AB prepress abstract  -  DOI: https://doi.org/10.3354/ab00712

Bottlenose dolphin ecotypes of the western South Atlantic: the puzzle of dorsal fin shapes, colors and habitats

Paulo C. Simões-Lopes*, Fábio G. Daura-Jorge, Liliane Lodi, Carolina Bezamat, Ana P. B. Costa, Leonardo L. Wedekin

*Email: simoes_lopes@hotmail.com

ABSTRACT: Phenotypic variations occur in several cetacean species, including common bottlenose dolphins, which can also be distinguished as coastal and offshore ecotypes. In the western South Atlantic, these ecotypes were described based on skeletal morphology and genetics. However, there is still no clear description to recognize them in the field. Here we search for external diagnostic patterns that may facilitate their visual distinction as well as investigate their habitat use. We examined dorsal fin shapes and coloration of photo-identified dolphins distributed in a wide geographic range of southern and southeastern Brazil. A strong differentiation in the dorsal fin shape was observed, with a more falcate shape for offshore dolphins.
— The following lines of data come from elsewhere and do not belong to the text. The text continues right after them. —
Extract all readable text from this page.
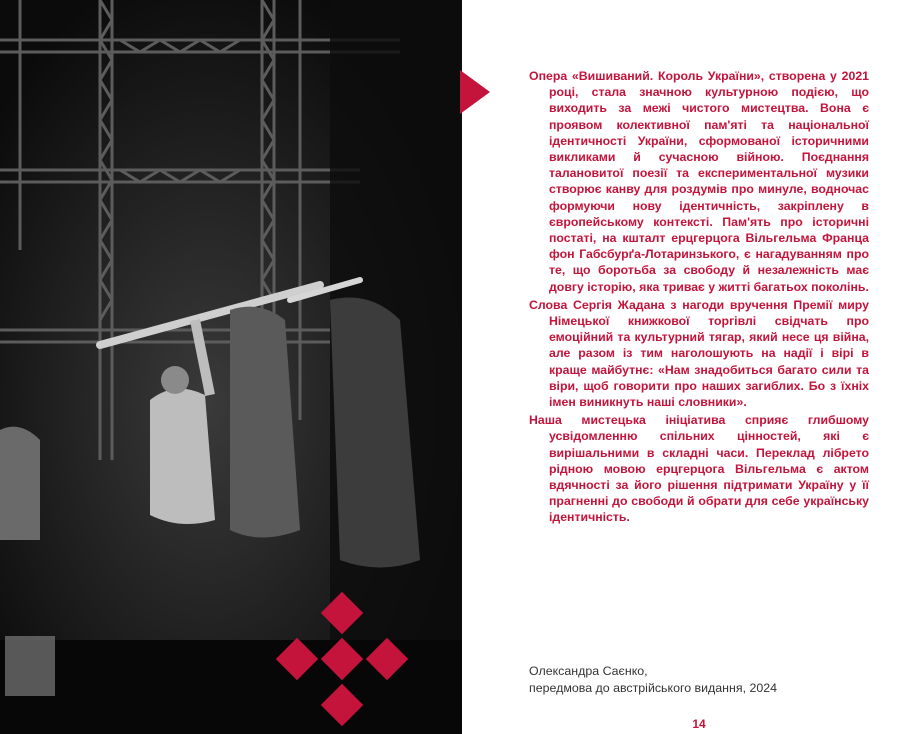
Опера «Вишиваний. Король України», створена у 2021 році, стала значною культурною подією, що виходить за межі чистого мистецтва. Вона є проявом колективної пам'яті та національної ідентичності України, сформованої історичними викликами й сучасною війною. Поєднання талановитої поезії та експериментальної музики створює канву для роздумів про минуле, водночас формуючи нову ідентичність, закріплену в європейському контексті. Пам'ять про історичні постаті, на кшталт ерцгерцога Вільгельма Франца фон Габсбурґа-Лотаринзького, є нагадуванням про те, що боротьба за свободу й незалежність має довгу історію, яка триває у житті багатьох поколінь.

Слова Сергія Жадана з нагоди вручення Премії миру Німецької книжкової торгівлі свідчать про емоційний та культурний тягар, який несе ця війна, але разом із тим наголошують на надії і вірі в краще майбутнє: «Нам знадобиться багато сили та віри, щоб говорити про наших загиблих. Бо з їхніх імен виникнуть наші словники».

Наша мистецька ініціатива сприяє глибшому усвідомленню спільних цінностей, які є вирішальними в складні часи. Переклад лібрето рідною мовою ерцгерцога Вільгельма є актом вдячності за його рішення підтримати Україну у її прагненні до свободи й обрати для себе українську ідентичність.

Олександра Саєнко,
передмова до австрійського видання, 2024
14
We also found that offshore individuals have a darker color pattern, while coastal dolphins show two wider stripes bands in the throat region and a longer rostrum, revealing that the ecotypes can be well distinguished in the field. We also detected differential habitat use. The coastal ecotype inhabits shallow waters (up to 18 m deep) close to the shore (up to 3 km). The offshore ecotype has a wider distribution and more flexible habitat use. It was usually found in coastal and deeper waters (maximum depth of 758 m and more than 200 km from the coast). Although we observed a small area of overlap in the distribution of the two ecotypes, both forms were not seen together. Therefore, our results reinforce the presence of a parapatric distribution and distinct morphology between the ecotypes, supporting their prior description as different subspecies.